Le azioni della janara potevano attivarsi solo nell’arco di tempo tra le ventitré e le prime luci dell’alba. Così, quando dietro l’uscio di una casa il padrone sistemava una bella scopa, la scellerata non poteva entrare se non dopo aver contato uno ad uno tutti gli steli di saggina della scopa. Il compito richiedeva molto tempo, si avvicinava l’alba e la stregaccia si vedeva costretta a scappare e a desistere dall’impresa programmata. Ed ancora:

La janara aveva pure lei le sue paure irrazionali: Falci ed aste di mietitori la spaventavano a tal punto da apparire ai suoi occhi come spranghe di fuoco, che la terrorizzavano impedendole di fuggire.

E qualcuno, si racconta, con questo espediente riusciva a smascherarle.

Un altro punto del regolamento, pure condizionante, prevedeva che, qualora la perfida fosse stata colta sul fatto, se il padrone di casa avesse urlato: “Domani vieni per sale!” ella sarebbe stata costretta il mattino dopo a tornare in veste ordinaria per chiedere proprio un pugno di sale.

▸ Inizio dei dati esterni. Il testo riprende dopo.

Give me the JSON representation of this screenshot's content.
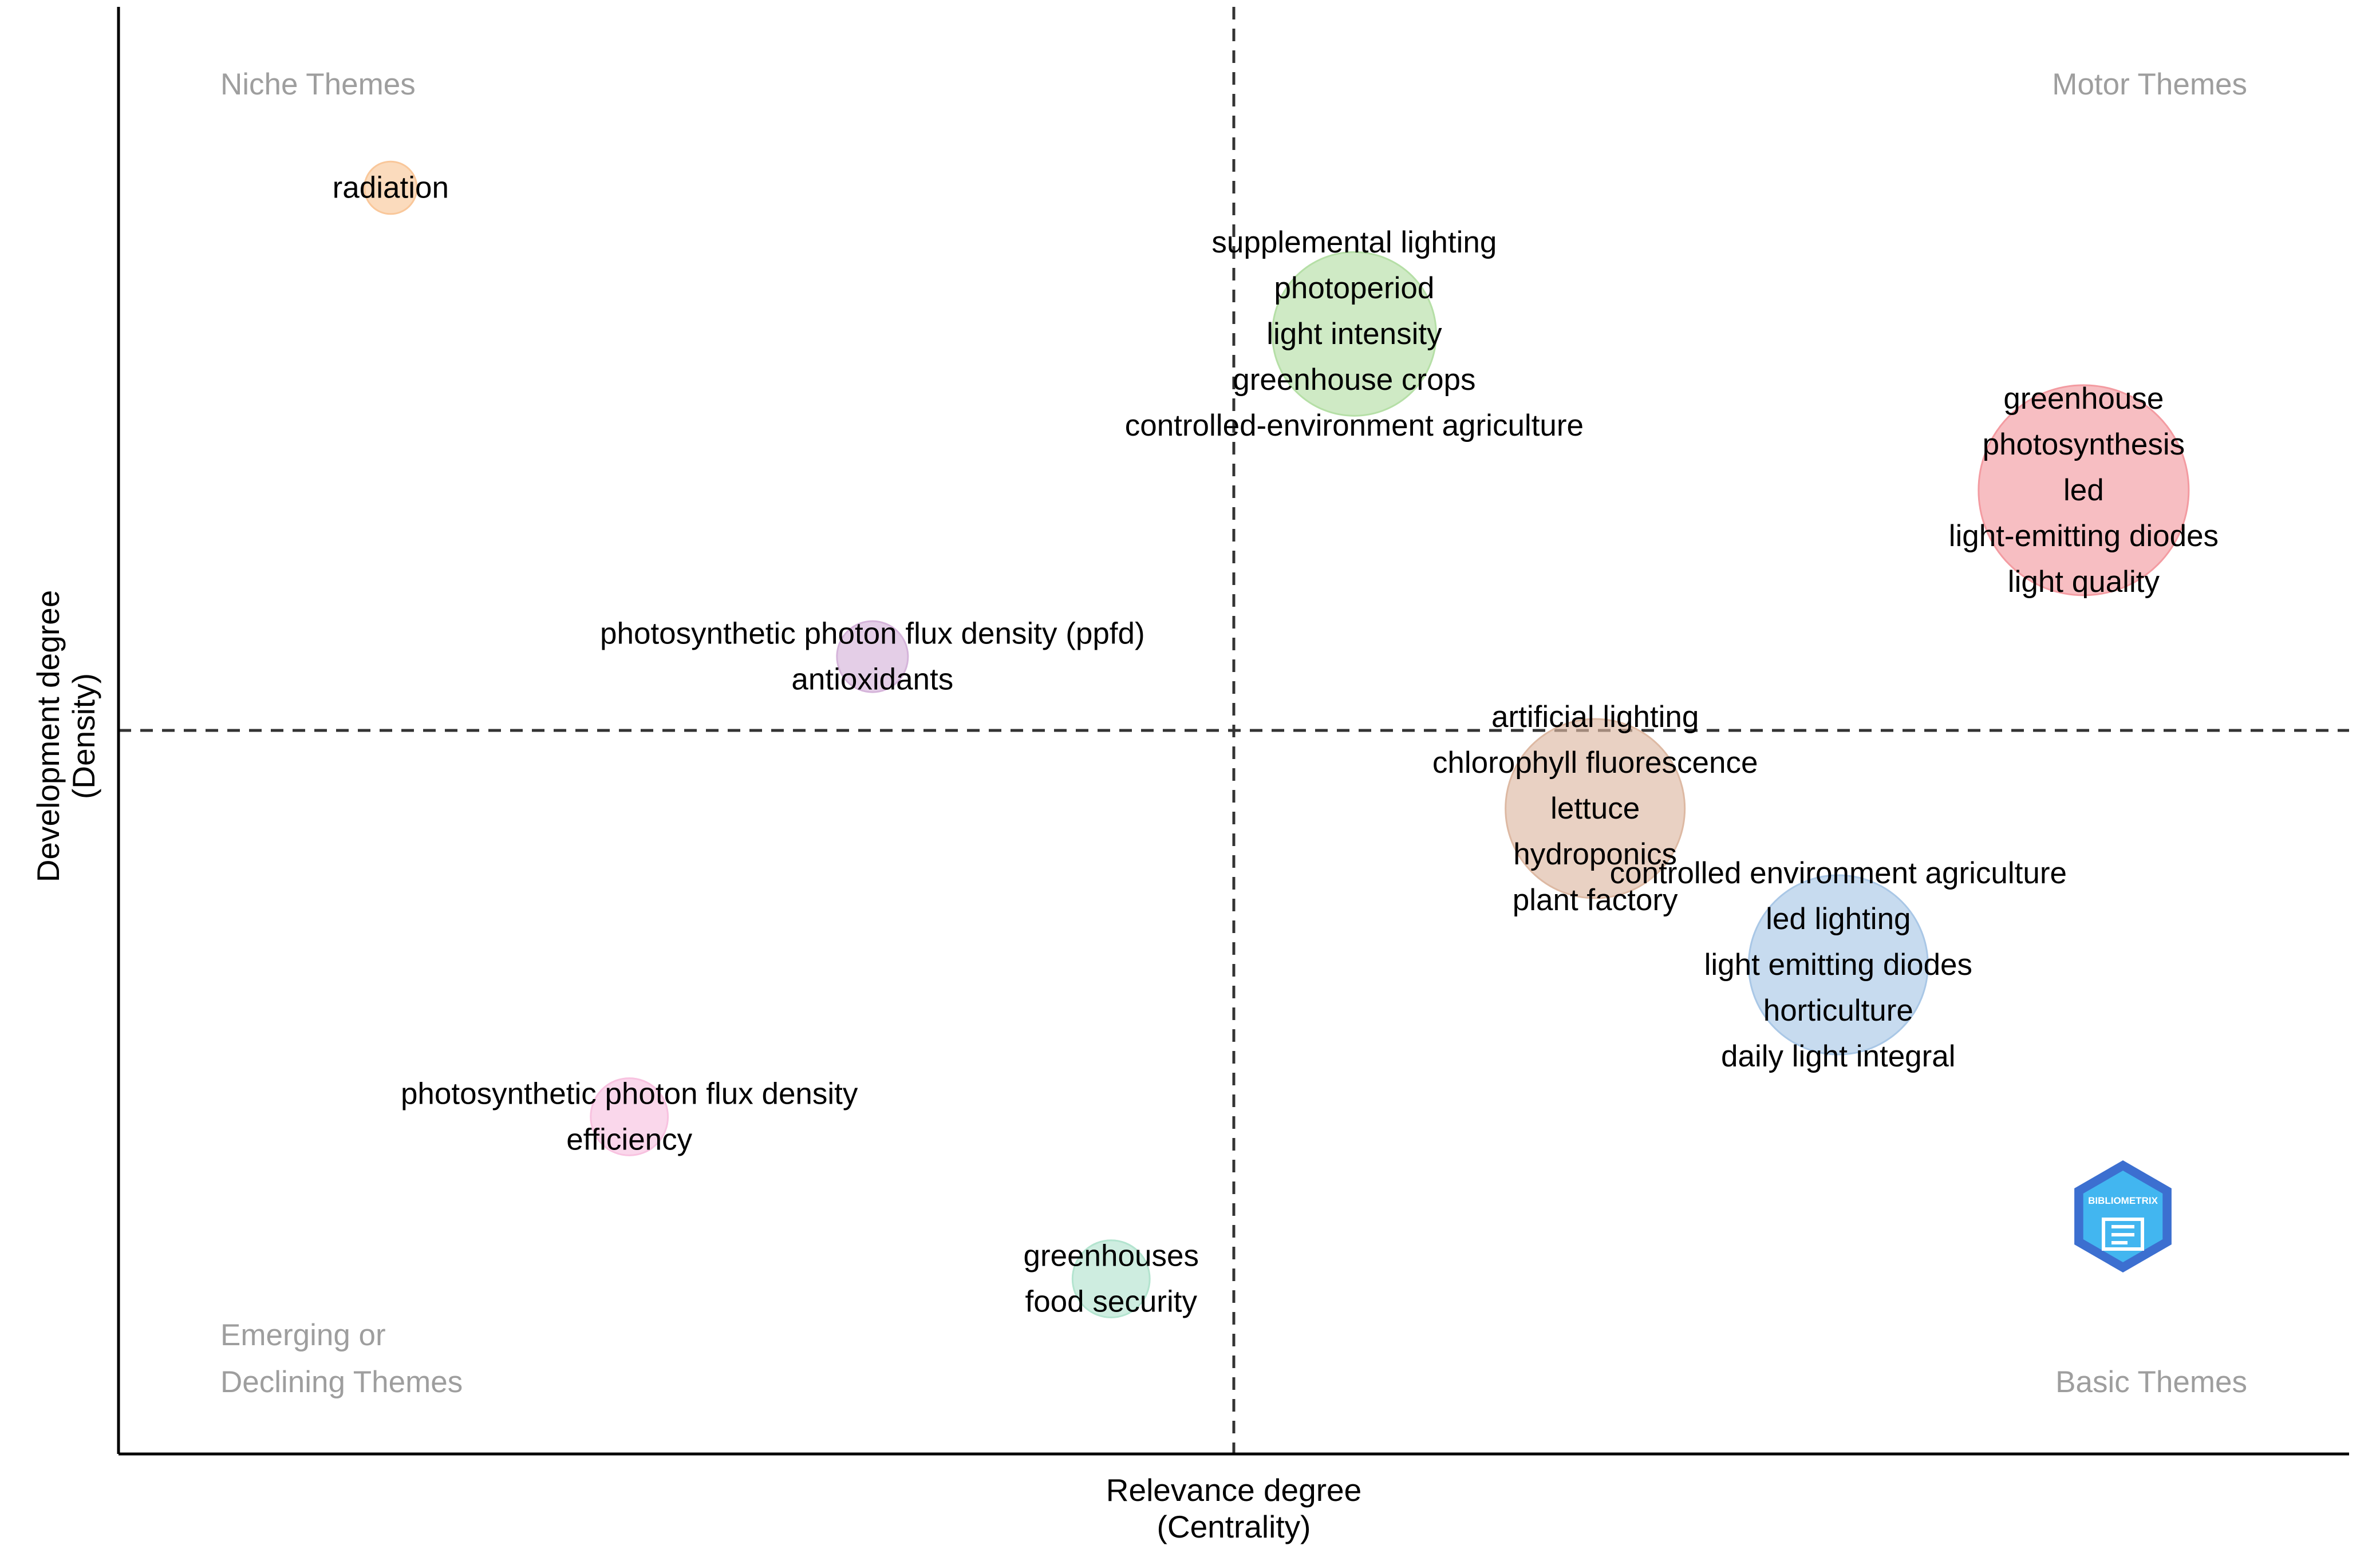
{
  "chart_data": {
    "type": "scatter",
    "title": "",
    "xlabel": "Relevance degree",
    "xlabel_sub": "(Centrality)",
    "ylabel": "Development degree",
    "ylabel_sub": "(Density)",
    "xlim": [
      0,
      100
    ],
    "ylim": [
      0,
      100
    ],
    "median_x": 50,
    "median_y": 50,
    "quadrants": {
      "top_left": [
        "Niche Themes"
      ],
      "top_right": [
        "Motor Themes"
      ],
      "bottom_left": [
        "Emerging or",
        "Declining Themes"
      ],
      "bottom_right": [
        "Basic Themes"
      ]
    },
    "clusters": [
      {
        "name": "radiation",
        "x": 12.2,
        "y": 87.5,
        "size": 4,
        "color": "#f9c79a",
        "labels": [
          "radiation"
        ]
      },
      {
        "name": "supplemental lighting",
        "x": 55.4,
        "y": 77.4,
        "size": 40,
        "color": "#b5dfa6",
        "labels": [
          "supplemental lighting",
          "photoperiod",
          "light intensity",
          "greenhouse crops",
          "controlled-environment agriculture"
        ]
      },
      {
        "name": "greenhouse",
        "x": 88.1,
        "y": 66.6,
        "size": 55,
        "color": "#f39ba1",
        "labels": [
          "greenhouse",
          "photosynthesis",
          "led",
          "light-emitting diodes",
          "light quality"
        ]
      },
      {
        "name": "photosynthetic photon flux density (ppfd)",
        "x": 33.8,
        "y": 55.1,
        "size": 10,
        "color": "#d5b4da",
        "labels": [
          "photosynthetic photon flux density (ppfd)",
          "antioxidants"
        ]
      },
      {
        "name": "artificial lighting",
        "x": 66.2,
        "y": 44.6,
        "size": 45,
        "color": "#ddb9a3",
        "labels": [
          "artificial lighting",
          "chlorophyll fluorescence",
          "lettuce",
          "hydroponics",
          "plant factory"
        ]
      },
      {
        "name": "controlled environment agriculture",
        "x": 77.1,
        "y": 33.8,
        "size": 45,
        "color": "#a9c7e6",
        "labels": [
          "controlled environment agriculture",
          "led lighting",
          "light emitting diodes",
          "horticulture",
          "daily light integral"
        ]
      },
      {
        "name": "photosynthetic photon flux density",
        "x": 22.9,
        "y": 23.3,
        "size": 12,
        "color": "#f8c2e0",
        "labels": [
          "photosynthetic photon flux density",
          "efficiency"
        ]
      },
      {
        "name": "greenhouses",
        "x": 44.5,
        "y": 12.1,
        "size": 12,
        "color": "#b3e4cf",
        "labels": [
          "greenhouses",
          "food security"
        ]
      }
    ]
  },
  "logo": {
    "text": "BIBLIOMETRIX",
    "color_dark": "#3c6fd0",
    "color_light": "#42b6f0"
  },
  "colors": {
    "axis": "#000000",
    "guide": "#333333",
    "quadrant_text": "#9e9e9e"
  }
}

In tal modo la si poteva individuare e punire a dovere.

In sostanza erano questi i poteri e i limiti del nostro fatidico personaggio.

A chi vuole saperne di più consiglio la lettura del mio libro “Ce stèva ‘na vòta”, nel quale tra i racconti del tempo che fu ne viene privilegiato un gruppo dedicato proprio alla vita delle janare.

Sono stati raccolti dalla viva voce degli anziani e credo siano un patrimonio prezioso che offre uno spaccato della vita di un tempo e delle difficoltà a volte insormontabili che i nostri nonni hanno dovuto affrontare.

Voglio approfondire comunque la conoscenza del nostro personaggio, proponendovi una vecchia canzone che mi è stata sempre particolarmente a cuore: “Felemèna la Janàra”.

Felemèna la Janara

 Filomena la Janara

È un canto in dialetto guardiese, raccolto alla fine degli anni sessanta.

Accompagnato dal bravo maestro Bartolino Sarracco, lo arrangiai e cantai sette anni fa a Cerreto Sannita  (BN) in occasione di un mio intervento sulla cultura popolare.

La canzone è una descrizione accurata delle azioni svolte da una janara in una classica notte di uscita:

Intorno alla mezzanotte la perversa si denuda completamente, si unge il corpo con l’olio stregato e, lanciatasi dalla finestra, prende il volo.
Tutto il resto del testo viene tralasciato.